Dayı, bana bir türkü söyle
Bazen insan; varlık içinde darlık yaşar. Kalbi sıkışır, ruhu daralır. Kalabalıklar arasında yalnızlığın, kimsesizliğinhissiyatıyla kuşatılır. Titrek kelimelerle, ürkek bakışlarla, soluk ve mahzun gülüşlerle zoraki nefes alır, yaşamın ucundan emaneten tutunur.
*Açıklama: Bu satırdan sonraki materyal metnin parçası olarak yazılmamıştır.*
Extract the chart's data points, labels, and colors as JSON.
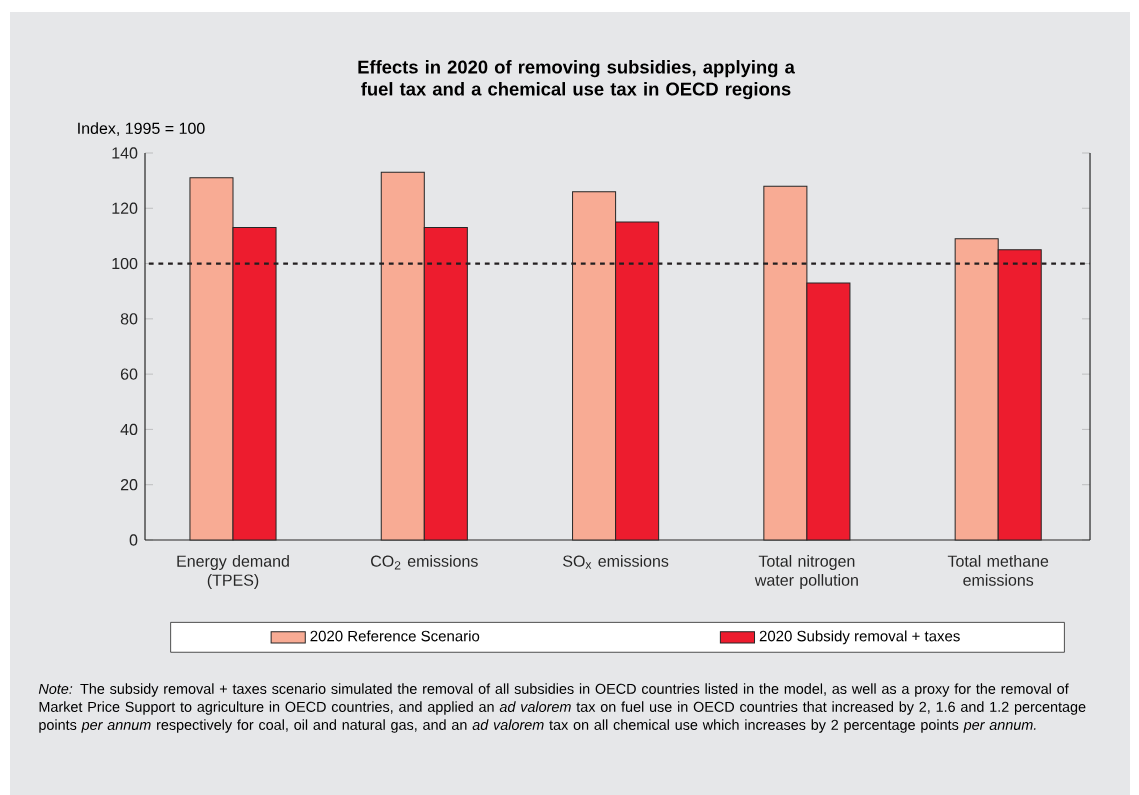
{
  "chart_data": {
    "type": "bar",
    "title": "Effects in 2020 of removing subsidies, applying a fuel tax and a chemical use tax in OECD regions",
    "ylabel": "Index, 1995 = 100",
    "categories": [
      "Energy demand (TPES)",
      "CO$_{2}$ emissions",
      "SO$_{x}$ emissions",
      "Total nitrogen water pollution",
      "Total methane emissions"
    ],
    "series": [
      {
        "name": "2020 Reference Scenario",
        "color": "#f8ab94",
        "values": [
          131,
          133,
          126,
          128,
          109
        ]
      },
      {
        "name": "2020 Subsidy removal + taxes",
        "color": "#ed1c2e",
        "values": [
          113,
          113,
          115,
          93,
          105
        ]
      }
    ],
    "ylim": [
      0,
      140
    ],
    "yticks": [
      0,
      20,
      40,
      60,
      80,
      100,
      120,
      140
    ],
    "ref_lines": [
      {
        "axis": "y",
        "value": 100,
        "color": "#231f20",
        "line_style": "dotted"
      }
    ],
    "legend": "bottom",
    "annotations": [
      "*Note:* The subsidy removal + taxes scenario simulated the removal of all subsidies in OECD countries listed in the model, as well as a proxy for the removal of Market Price Support to agriculture in OECD countries, and applied an *ad valorem* tax on fuel use in OECD countries that increased by 2, 1.6 and 1.2 percentage points *per annum* respectively for coal, oil and natural gas, and an *ad valorem* tax on all chemical use which increases by 2 percentage points *per annum.*"
    ]
  }
}
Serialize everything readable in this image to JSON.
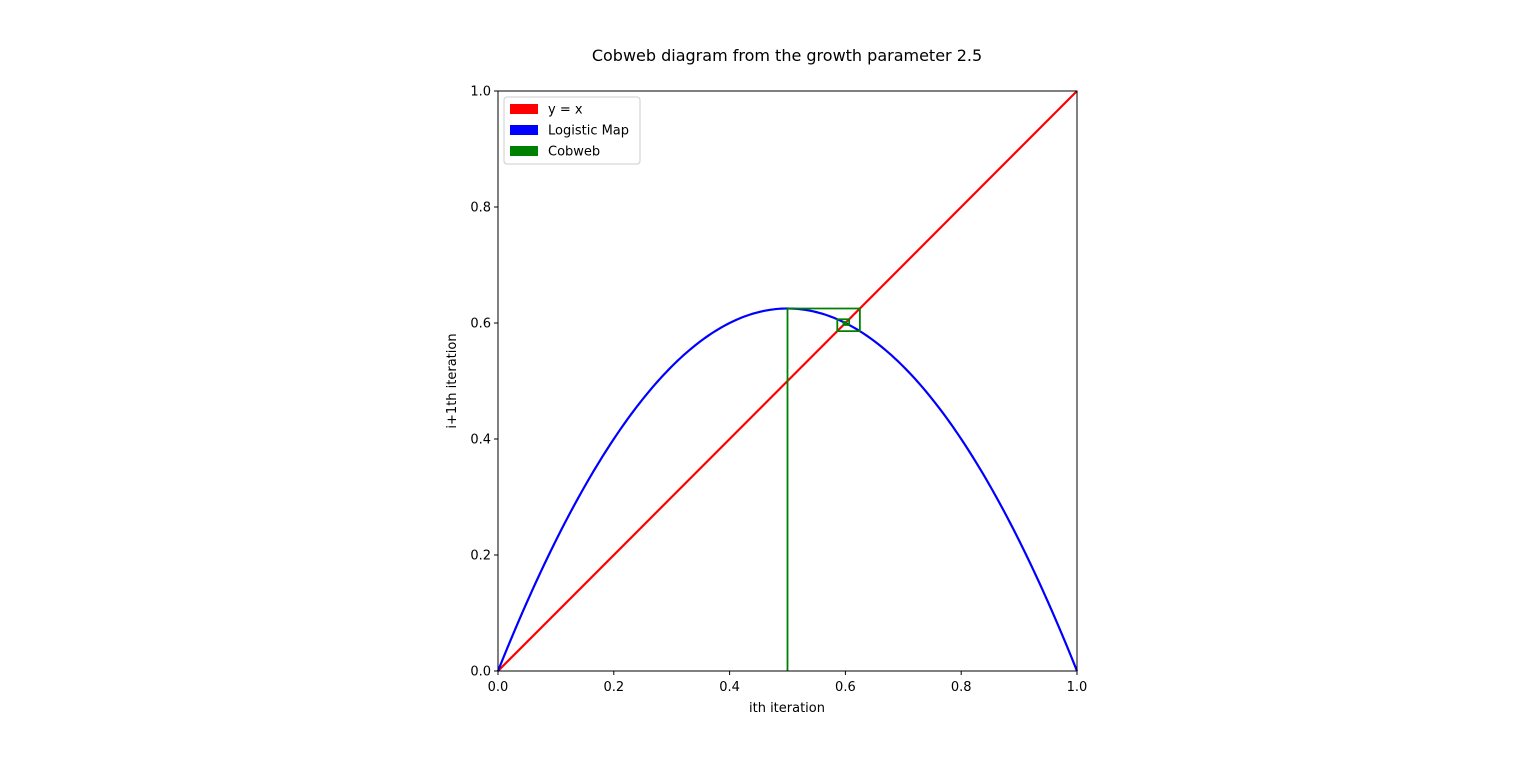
{
  "chart_data": {
    "type": "line",
    "title": "Cobweb diagram from the growth parameter 2.5",
    "xlabel": "ith iteration",
    "ylabel": "i+1th iteration",
    "xlim": [
      0,
      1
    ],
    "ylim": [
      0,
      1
    ],
    "xticks": [
      "0.0",
      "0.2",
      "0.4",
      "0.6",
      "0.8",
      "1.0"
    ],
    "yticks": [
      "0.0",
      "0.2",
      "0.4",
      "0.6",
      "0.8",
      "1.0"
    ],
    "grid": false,
    "legend_position": "top-left",
    "growth_parameter": 2.5,
    "series": [
      {
        "name": "y = x",
        "color": "#ff0000",
        "kind": "identity",
        "x": [
          0,
          1
        ],
        "y": [
          0,
          1
        ]
      },
      {
        "name": "Logistic Map",
        "color": "#0000ff",
        "kind": "logistic",
        "x_range": [
          0,
          1
        ],
        "r": 2.5
      },
      {
        "name": "Cobweb",
        "color": "#008000",
        "kind": "cobweb",
        "x": [
          0.5,
          0.5,
          0.625,
          0.625,
          0.586,
          0.586,
          0.6065,
          0.6065,
          0.5966,
          0.5966,
          0.6017,
          0.6017,
          0.5992,
          0.5992,
          0.6004,
          0.6004,
          0.5998
        ],
        "y": [
          0,
          0.625,
          0.625,
          0.586,
          0.586,
          0.6065,
          0.6065,
          0.5966,
          0.5966,
          0.6017,
          0.6017,
          0.5992,
          0.5992,
          0.6004,
          0.6004,
          0.5998,
          0.5998
        ]
      }
    ]
  }
}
Bu gece; sokağın kuytu köşesinde, karanlıkta kalmış kimsesiz bir çocuk gibi öylesine ürkek, öylesine mahzun ve öylesine yalnızım. Dayı bana bir türkü söyle, biraz efkârlı, biraz neşeli olsun. İçinde, beni hayata bağlayacak biraz teselli olsun. Varlığımı anlamlandıracak bir ses, bir nefes, bir can olsun. Yalnızlığıma bir sırdaş olsun. Dayı; bana bir türkü söyle;
“Gurbet elde baş yastığa gelende
Gayet yaman olur işi garibin
Gelen olmaz, giden olmaz yanına
Sızılar, toprağı daşı garibin”
Dayı, bu gece çok yalnızım hem çaresizim. Benim gür sesle çığıramadığım ağıtlarımı, keder yumağı haline gelmiş düş kırıklıklarımı, içimi yakan ateşin dumanını, bir türkünün nağmeleriyle işiten gönüllere salacağım bir şifasöyle. Sazın teline dokunan tezenenin diliyle, kavala yüreğini boşaltan çobanın nefesiyle, gönüllere şifa veren o yanık sesinle bana bir türkü söyle.
Bu yoldan çoklar gider
Aç gelir toklar gider
Sinemi kalkan ettim
Her gelen oklar gider
Ok yedim yaram sızlar
İnsafsızdır avcılar.
Dayı; bu dünyanın gamı gaseveti çöktü üzerimize, bir değirmen taşı gibi bizi gün be gün öğütüyor. Halden anlamayan eşten ve dosttan, bir türlü gerçekleşmeyen düşten bizarım. İnsana hürmetimiz azalıyor, kınadıklarımıza benziyoruz gittikçe. Dayanamıyorum insan suretindeki maymunların hokkabazlıklarına. Akrabanın kem sözünden, yalancı dostların sahte yüzünden bizarım. Göz, gözü görmüyor, göz öze nazar etmiyor. Sözler en ufak bir esintiyle boşluğa süzülürken, gözler maddeyle kesişiyor. Dayı bana bir türkü söyle;
Bu haber ne haberdir
Sinem gabar gabardır
Bir yanım kurt kuş yemiş
Bir yanım bihaberdir.
Bu dayım ne ilginç adam. Ben diyorum gecenin içinde kaybolmuşum, yolumu kaybetmişim bana efkârlı bir türkü söyle. O diyor;
“Istırabın sonu yok sanma, bu âlemde geçer
Ömr-i fani gibidir, günde geçer, demde geçer
Gam karar eyleyemez hande-i hurrem de geçer
Devr-i şadi de geçer, gussa-i matem de geçer
Gece gündüz yok olur, an-ı dem âdem de geçer”.